About the time of his marriage,
Phillips established a ranch on Chugwater Creek as a base for his contracting
activities. The ranch also accommodated travelers and served as headquarters
for a small stock raising venture. In 1876, he built a hotel on the property,
as travel had increased with the Black Hills gold rush. One acquaintance
describes him as having a fine dairy herd and growing watercress's with
diverted river water.
In 1878 he sold his ranch
holdings and moved to Cheyenne, arriving on October 18. There Phillips
remained until his death from nephritis on November 18, 1883. He is buried
in Lakeview Cemetery. Hattie Phillips died in 1936 in a Los Angeles nursing
home at the age of 94.
During a visit to Milwaukee
in 1876, Phillips attended a parade in honor of General Grant, who was
running for the presidency. Upon seeing the scout in the crowd, Grant
stopped the procession and insisted that Phillips ride with him in his
buggy. Although of humble origins and not particularly successful in life,
Phillips was a national figure then and today he remains a symbol of courage
and devotion to duty.
(Editor's Note: The John
"Portuguese" Phillips monument just east of Fort Phil Kearny,
is listed as part of the National Historic Landmark designation for the
Fort Phil Kearny sites.)
****************************
1. Letter from Phillips
to Quartermaster George B. Dandy, Fort Laramie, May 16, 1867, Letters
Received, Records of the Mountain District, Record Group 393, National
Archives.
Bibliography
The best critical work
on John Phillips is Robert A. Murray, "The John "Portuguese"

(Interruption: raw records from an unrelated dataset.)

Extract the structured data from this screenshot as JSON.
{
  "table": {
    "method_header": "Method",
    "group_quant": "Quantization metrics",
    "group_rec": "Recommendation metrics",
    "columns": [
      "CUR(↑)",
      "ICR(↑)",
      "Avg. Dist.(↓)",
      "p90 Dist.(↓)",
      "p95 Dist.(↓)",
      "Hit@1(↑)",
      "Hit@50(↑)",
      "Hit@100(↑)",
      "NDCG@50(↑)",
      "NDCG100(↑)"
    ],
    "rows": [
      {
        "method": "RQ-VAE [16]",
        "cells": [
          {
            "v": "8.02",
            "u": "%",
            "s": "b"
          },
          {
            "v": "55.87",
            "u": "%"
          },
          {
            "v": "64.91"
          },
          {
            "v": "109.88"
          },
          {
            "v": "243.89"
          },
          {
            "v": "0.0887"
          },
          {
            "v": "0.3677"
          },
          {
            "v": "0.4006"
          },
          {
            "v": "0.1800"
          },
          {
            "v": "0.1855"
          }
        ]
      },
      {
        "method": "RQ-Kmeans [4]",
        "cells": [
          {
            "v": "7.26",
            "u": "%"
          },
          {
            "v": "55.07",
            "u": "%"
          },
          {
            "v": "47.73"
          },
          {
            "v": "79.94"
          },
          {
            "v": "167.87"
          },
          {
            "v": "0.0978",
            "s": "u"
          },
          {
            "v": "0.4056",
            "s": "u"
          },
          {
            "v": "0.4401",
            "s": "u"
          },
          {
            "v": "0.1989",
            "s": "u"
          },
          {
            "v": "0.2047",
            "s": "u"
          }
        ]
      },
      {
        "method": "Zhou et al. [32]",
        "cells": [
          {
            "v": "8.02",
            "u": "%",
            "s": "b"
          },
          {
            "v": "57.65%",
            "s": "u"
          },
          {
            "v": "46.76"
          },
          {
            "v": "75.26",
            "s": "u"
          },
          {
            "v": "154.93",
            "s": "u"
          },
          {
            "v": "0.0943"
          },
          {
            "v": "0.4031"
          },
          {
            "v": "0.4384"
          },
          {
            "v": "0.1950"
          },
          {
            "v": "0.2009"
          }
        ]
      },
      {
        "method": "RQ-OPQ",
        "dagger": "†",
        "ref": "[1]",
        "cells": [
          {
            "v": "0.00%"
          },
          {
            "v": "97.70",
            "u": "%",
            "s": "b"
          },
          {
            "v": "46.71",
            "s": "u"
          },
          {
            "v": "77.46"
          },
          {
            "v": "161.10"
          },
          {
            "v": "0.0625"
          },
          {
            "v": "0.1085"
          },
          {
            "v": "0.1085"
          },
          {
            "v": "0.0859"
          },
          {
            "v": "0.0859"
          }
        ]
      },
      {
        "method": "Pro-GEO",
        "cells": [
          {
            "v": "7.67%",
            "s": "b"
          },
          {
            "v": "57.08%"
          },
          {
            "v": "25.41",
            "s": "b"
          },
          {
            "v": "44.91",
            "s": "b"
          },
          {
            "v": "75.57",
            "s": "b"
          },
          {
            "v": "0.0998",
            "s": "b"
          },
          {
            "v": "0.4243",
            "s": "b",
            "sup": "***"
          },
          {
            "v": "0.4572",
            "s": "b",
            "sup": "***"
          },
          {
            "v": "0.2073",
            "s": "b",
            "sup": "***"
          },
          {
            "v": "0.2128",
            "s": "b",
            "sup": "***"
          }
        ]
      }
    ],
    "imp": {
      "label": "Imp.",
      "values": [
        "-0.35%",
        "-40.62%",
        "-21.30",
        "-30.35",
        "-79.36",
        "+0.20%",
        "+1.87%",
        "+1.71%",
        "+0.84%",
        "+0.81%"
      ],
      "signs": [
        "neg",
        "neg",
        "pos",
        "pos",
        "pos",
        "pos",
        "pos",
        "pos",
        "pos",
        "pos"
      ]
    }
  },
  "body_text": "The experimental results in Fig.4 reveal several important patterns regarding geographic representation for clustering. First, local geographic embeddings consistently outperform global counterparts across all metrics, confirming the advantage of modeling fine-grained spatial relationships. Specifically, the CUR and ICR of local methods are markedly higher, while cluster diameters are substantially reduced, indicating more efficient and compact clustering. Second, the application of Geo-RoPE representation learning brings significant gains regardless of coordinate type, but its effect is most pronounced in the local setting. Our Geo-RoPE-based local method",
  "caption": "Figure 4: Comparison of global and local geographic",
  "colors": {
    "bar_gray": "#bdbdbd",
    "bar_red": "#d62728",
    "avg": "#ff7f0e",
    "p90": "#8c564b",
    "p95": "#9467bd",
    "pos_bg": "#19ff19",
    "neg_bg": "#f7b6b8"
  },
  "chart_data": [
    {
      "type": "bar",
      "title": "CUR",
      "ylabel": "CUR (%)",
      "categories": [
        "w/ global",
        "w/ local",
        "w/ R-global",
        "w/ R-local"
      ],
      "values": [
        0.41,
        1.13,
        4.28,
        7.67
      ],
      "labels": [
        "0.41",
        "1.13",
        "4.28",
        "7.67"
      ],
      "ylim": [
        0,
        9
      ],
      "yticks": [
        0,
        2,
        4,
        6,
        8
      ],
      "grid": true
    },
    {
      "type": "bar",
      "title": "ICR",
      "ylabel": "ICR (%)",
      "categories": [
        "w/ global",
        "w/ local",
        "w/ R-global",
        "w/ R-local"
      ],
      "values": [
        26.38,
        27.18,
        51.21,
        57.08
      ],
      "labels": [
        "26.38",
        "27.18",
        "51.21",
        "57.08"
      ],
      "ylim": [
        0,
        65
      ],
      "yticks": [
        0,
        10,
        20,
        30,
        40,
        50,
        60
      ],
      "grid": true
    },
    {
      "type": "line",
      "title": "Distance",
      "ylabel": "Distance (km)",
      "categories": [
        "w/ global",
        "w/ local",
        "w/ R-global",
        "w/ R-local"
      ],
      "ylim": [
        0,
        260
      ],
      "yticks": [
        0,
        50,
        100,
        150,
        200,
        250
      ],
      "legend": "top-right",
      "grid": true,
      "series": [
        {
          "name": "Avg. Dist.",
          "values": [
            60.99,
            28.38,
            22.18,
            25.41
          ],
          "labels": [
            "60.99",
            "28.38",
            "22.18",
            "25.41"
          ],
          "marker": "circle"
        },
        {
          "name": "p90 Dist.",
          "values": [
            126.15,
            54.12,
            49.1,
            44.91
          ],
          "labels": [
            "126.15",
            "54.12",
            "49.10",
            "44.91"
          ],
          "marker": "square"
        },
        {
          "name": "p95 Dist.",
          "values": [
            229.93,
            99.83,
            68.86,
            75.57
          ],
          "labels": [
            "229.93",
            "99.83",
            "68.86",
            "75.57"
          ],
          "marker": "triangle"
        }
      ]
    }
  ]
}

Phillips Legends, A Study in Wyoming Folklore, Annals of Wyoming 40 (April,
1968), reprinted in The Army on the Powder River (Belvue: Nebraska Old
Army Press, 1969), pp. 11-26.
"Death of Mrs. Portuguese
Phillips," Wyoming Tribune, January 17, 1936.
Paul W. Emerson, "Hattie
Phillips--Pioneer," (1962), MS, Platte County Vertical File, Platte
County Library, Wheatland, Wyoming.
Sgt. W. H. Lovejoy, "Three
Year's Experience on the Wyoming Frontier," National Tribune, September
22, 1921, p. 4.
"Scout and Frontiersman,"
unidentified newspaper clipping, Henry B. Carrington Papers, Sterling
Library, Yale University
Jack Wallace, "Portuguese
Phillips," unidentified newspaper transcription, WPA File 1519, Division
of History Research, Department of Commerce, Cheyenne, Wyoming.